# Ordinary Regression Missing Values

## Learning Objectives

After completing the activities this module you should be able to:

• Adjust for missing values in the dependent and independent data
• Determine if data is missing at random
• Check for accuracy of mean imputation
• Check for accuracy of missing value in EHRs indicating absence of disease
• Use a series of regressions (structural equation models) to predict the value of missing variables

## Assignments

Assignments should be submitted in Blackboard. The submission must have a summary statement, with one statement per question. All assignments should be done in R if possible.

Question 1: Regress progression in Infectious and Parasite body system on all other variables (except diabetes). In the attached data, the variables indicate incidence of diabetes (a binary variable) and progression of diseases in body systems. You can do the analysis first on 10% sample before you do it on the entire data that may take several hours.

1. Remove all instances where progression in Infectious and Parasite body system is missing.  Report the number of cases that remain.
2. Plot the progression in Infectious and Parasite body system. Is the data bimodal?  Is the data symmetric around the mean? Transform the data to improve QQplot..
3. Include in your analysis all pairwise, and triplets of the independent variables.  Exclude any variable or interaction term that is always missing. What is the total number of independent variables included in the regression?
4. Impute missing independent variables from other variables that are present.  Regress progression in Infectious and Parasite body system on independent variables and report the percent of variation explained.
5. Assume that missing independent variables indicate the patient does not have any disease in the body system (i.e., 0 score).   Regress progression in Infectious and Parasite body system on independent variables and report the percent of variation explained.
6. Assume the value of the missing independent variables can be replaced by the average value of the independent variable. Regress progression in Infectious and Parasite body system on independent variables and report the percent of variation explained.
7. Indicate which method of replacing missing values fits the data best.
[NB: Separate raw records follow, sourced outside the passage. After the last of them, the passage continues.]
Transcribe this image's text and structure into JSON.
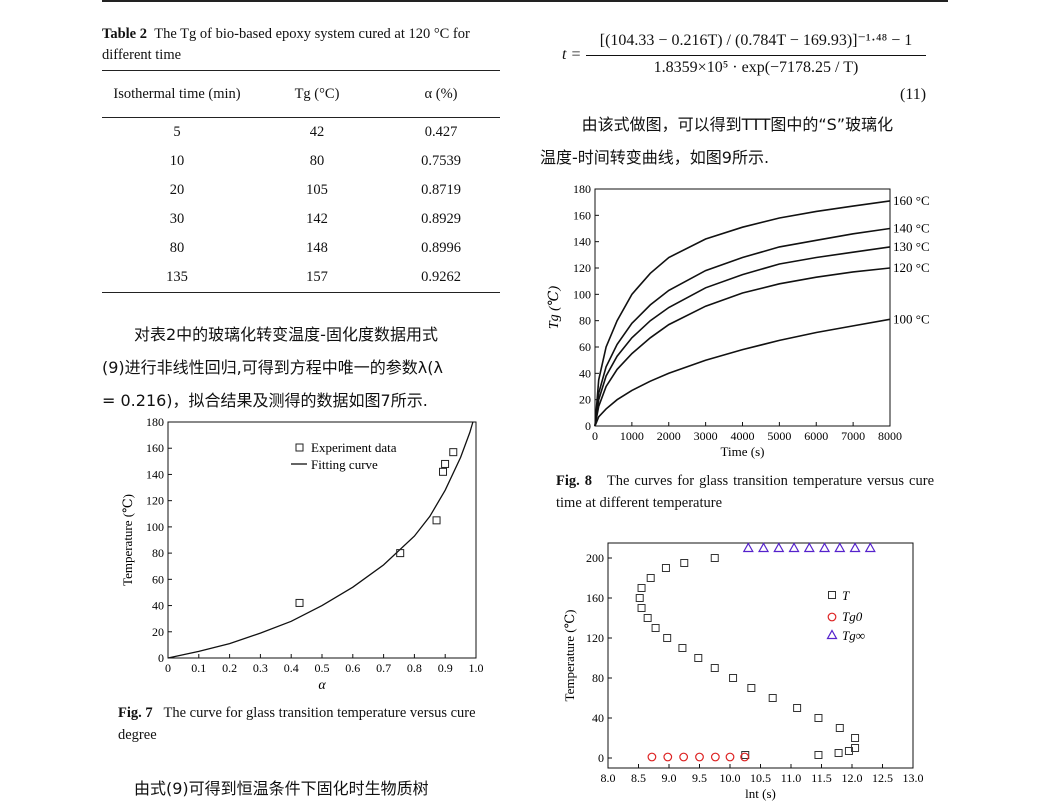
{
  "table2": {
    "caption_label": "Table 2",
    "caption_text": "The Tg of bio-based epoxy system cured at 120 °C for different time",
    "headers": [
      "Isothermal time (min)",
      "Tg (°C)",
      "α (%)"
    ],
    "rows": [
      [
        "5",
        "42",
        "0.427"
      ],
      [
        "10",
        "80",
        "0.7539"
      ],
      [
        "20",
        "105",
        "0.8719"
      ],
      [
        "30",
        "142",
        "0.8929"
      ],
      [
        "80",
        "148",
        "0.8996"
      ],
      [
        "135",
        "157",
        "0.9262"
      ]
    ]
  },
  "para_left_1": [
    "对表2中的玻璃化转变温度-固化度数据用式",
    "(9)进行非线性回归,可得到方程中唯一的参数λ(λ",
    "= 0.216)，拟合结果及测得的数据如图7所示."
  ],
  "para_left_2": "由式(9)可得到恒温条件下固化时生物质树",
  "equation": {
    "lhs": "t =",
    "numerator": "[(104.33 − 0.216T) / (0.784T − 169.93)]⁻¹·⁴⁸ − 1",
    "denominator": "1.8359×10⁵ · exp(−7178.25 / T)",
    "number": "(11)"
  },
  "para_right": [
    "由该式做图，可以得到TTT图中的“S”玻璃化",
    "温度-时间转变曲线，如图9所示."
  ],
  "fig7": {
    "caption_label": "Fig. 7",
    "caption_text": "The curve for glass transition temperature versus cure degree"
  },
  "fig8": {
    "caption_label": "Fig. 8",
    "caption_text": "The curves for glass transition temperature versus cure time at different temperature"
  },
  "chart_data": [
    {
      "type": "scatter",
      "title": "",
      "xlabel": "α",
      "ylabel": "Temperature (℃)",
      "xlim": [
        0,
        1.0
      ],
      "ylim": [
        0,
        180
      ],
      "xticks": [
        "0",
        "0.1",
        "0.2",
        "0.3",
        "0.4",
        "0.5",
        "0.6",
        "0.7",
        "0.8",
        "0.9",
        "1.0"
      ],
      "yticks": [
        "0",
        "20",
        "40",
        "60",
        "80",
        "100",
        "120",
        "140",
        "160",
        "180"
      ],
      "legend": [
        "Experiment data",
        "Fitting curve"
      ],
      "legend_position": "top-right",
      "series": [
        {
          "name": "Experiment data",
          "points": [
            [
              0.427,
              42
            ],
            [
              0.7539,
              80
            ],
            [
              0.8719,
              105
            ],
            [
              0.8929,
              142
            ],
            [
              0.8996,
              148
            ],
            [
              0.9262,
              157
            ]
          ]
        },
        {
          "name": "Fitting curve",
          "points": [
            [
              0,
              0
            ],
            [
              0.1,
              5
            ],
            [
              0.2,
              11
            ],
            [
              0.3,
              19
            ],
            [
              0.4,
              28
            ],
            [
              0.5,
              40
            ],
            [
              0.6,
              54
            ],
            [
              0.7,
              71
            ],
            [
              0.8,
              93
            ],
            [
              0.85,
              108
            ],
            [
              0.9,
              128
            ],
            [
              0.95,
              153
            ],
            [
              0.98,
              172
            ],
            [
              0.99,
              180
            ]
          ]
        }
      ]
    },
    {
      "type": "line",
      "title": "",
      "xlabel": "Time (s)",
      "ylabel": "Tg (℃)",
      "xlim": [
        0,
        8000
      ],
      "ylim": [
        0,
        180
      ],
      "xticks": [
        "0",
        "1000",
        "2000",
        "3000",
        "4000",
        "5000",
        "6000",
        "7000",
        "8000"
      ],
      "yticks": [
        "0",
        "20",
        "40",
        "60",
        "80",
        "100",
        "120",
        "140",
        "160",
        "180"
      ],
      "series": [
        {
          "name": "160 °C",
          "points": [
            [
              0,
              0
            ],
            [
              100,
              35
            ],
            [
              300,
              60
            ],
            [
              600,
              80
            ],
            [
              1000,
              100
            ],
            [
              1500,
              116
            ],
            [
              2000,
              128
            ],
            [
              3000,
              142
            ],
            [
              4000,
              151
            ],
            [
              5000,
              158
            ],
            [
              6000,
              163
            ],
            [
              7000,
              167
            ],
            [
              8000,
              171
            ]
          ]
        },
        {
          "name": "140 °C",
          "points": [
            [
              0,
              0
            ],
            [
              100,
              25
            ],
            [
              300,
              45
            ],
            [
              600,
              62
            ],
            [
              1000,
              78
            ],
            [
              1500,
              92
            ],
            [
              2000,
              103
            ],
            [
              3000,
              118
            ],
            [
              4000,
              128
            ],
            [
              5000,
              136
            ],
            [
              6000,
              141
            ],
            [
              7000,
              146
            ],
            [
              8000,
              150
            ]
          ]
        },
        {
          "name": "130 °C",
          "points": [
            [
              0,
              0
            ],
            [
              100,
              20
            ],
            [
              300,
              38
            ],
            [
              600,
              53
            ],
            [
              1000,
              67
            ],
            [
              1500,
              80
            ],
            [
              2000,
              90
            ],
            [
              3000,
              105
            ],
            [
              4000,
              115
            ],
            [
              5000,
              123
            ],
            [
              6000,
              128
            ],
            [
              7000,
              132
            ],
            [
              8000,
              136
            ]
          ]
        },
        {
          "name": "120 °C",
          "points": [
            [
              0,
              0
            ],
            [
              100,
              15
            ],
            [
              300,
              30
            ],
            [
              600,
              43
            ],
            [
              1000,
              55
            ],
            [
              1500,
              67
            ],
            [
              2000,
              77
            ],
            [
              3000,
              91
            ],
            [
              4000,
              101
            ],
            [
              5000,
              108
            ],
            [
              6000,
              113
            ],
            [
              7000,
              117
            ],
            [
              8000,
              120
            ]
          ]
        },
        {
          "name": "100 °C",
          "points": [
            [
              0,
              0
            ],
            [
              100,
              7
            ],
            [
              300,
              13
            ],
            [
              600,
              20
            ],
            [
              1000,
              27
            ],
            [
              1500,
              34
            ],
            [
              2000,
              40
            ],
            [
              3000,
              50
            ],
            [
              4000,
              58
            ],
            [
              5000,
              65
            ],
            [
              6000,
              71
            ],
            [
              7000,
              76
            ],
            [
              8000,
              81
            ]
          ]
        }
      ]
    },
    {
      "type": "scatter",
      "title": "",
      "xlabel": "lnt (s)",
      "ylabel": "Temperature (℃)",
      "xlim": [
        8.0,
        13.0
      ],
      "ylim": [
        -10,
        215
      ],
      "xticks": [
        "8.0",
        "8.5",
        "9.0",
        "9.5",
        "10.0",
        "10.5",
        "11.0",
        "11.5",
        "12.0",
        "12.5",
        "13.0"
      ],
      "yticks": [
        "0",
        "40",
        "80",
        "120",
        "160",
        "200"
      ],
      "legend_position": "right",
      "series": [
        {
          "name": "T",
          "marker": "square",
          "color": "#333333",
          "points": [
            [
              8.55,
              170
            ],
            [
              8.7,
              180
            ],
            [
              8.95,
              190
            ],
            [
              9.25,
              195
            ],
            [
              9.75,
              200
            ],
            [
              8.52,
              160
            ],
            [
              8.55,
              150
            ],
            [
              8.65,
              140
            ],
            [
              8.78,
              130
            ],
            [
              8.97,
              120
            ],
            [
              9.22,
              110
            ],
            [
              9.48,
              100
            ],
            [
              9.75,
              90
            ],
            [
              10.05,
              80
            ],
            [
              10.35,
              70
            ],
            [
              10.7,
              60
            ],
            [
              11.1,
              50
            ],
            [
              11.45,
              40
            ],
            [
              11.8,
              30
            ],
            [
              12.05,
              20
            ],
            [
              12.05,
              10
            ],
            [
              11.95,
              7
            ],
            [
              11.78,
              5
            ],
            [
              11.45,
              3
            ],
            [
              10.25,
              3
            ]
          ]
        },
        {
          "name": "Tg0",
          "marker": "circle",
          "color": "#dd2222",
          "points": [
            [
              8.72,
              1
            ],
            [
              8.98,
              1
            ],
            [
              9.24,
              1
            ],
            [
              9.5,
              1
            ],
            [
              9.76,
              1
            ],
            [
              10.0,
              1
            ],
            [
              10.24,
              1
            ]
          ]
        },
        {
          "name": "Tg∞",
          "marker": "triangle",
          "color": "#5522cc",
          "points": [
            [
              10.3,
              210
            ],
            [
              10.55,
              210
            ],
            [
              10.8,
              210
            ],
            [
              11.05,
              210
            ],
            [
              11.3,
              210
            ],
            [
              11.55,
              210
            ],
            [
              11.8,
              210
            ],
            [
              12.05,
              210
            ],
            [
              12.3,
              210
            ]
          ]
        }
      ]
    }
  ]
}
Question 2: Consider the regression of progression in Infectious and Parasite body system on all other variables (except diabetes). In the attached data, the variables indicate incidence of diabetes (a binary variable) and progression of diseases in body systems. You can do the analysis first on 10% sample before you do it on the entire data that may take several hours.

1. Create a binary variable that is 1 every time a variable is missing and 0 otherwise. Predict Progression in Infectious and Parasite body system from binary diseases and report if any of the variables is statistically significant.  List variables that are not missing at random.  Variables that are not missing at random have a statistically signficant relationship to the response (outcome) variable.
2. Replace missing values using MICE. Report the percent of variation explained before and after MICE adjustments.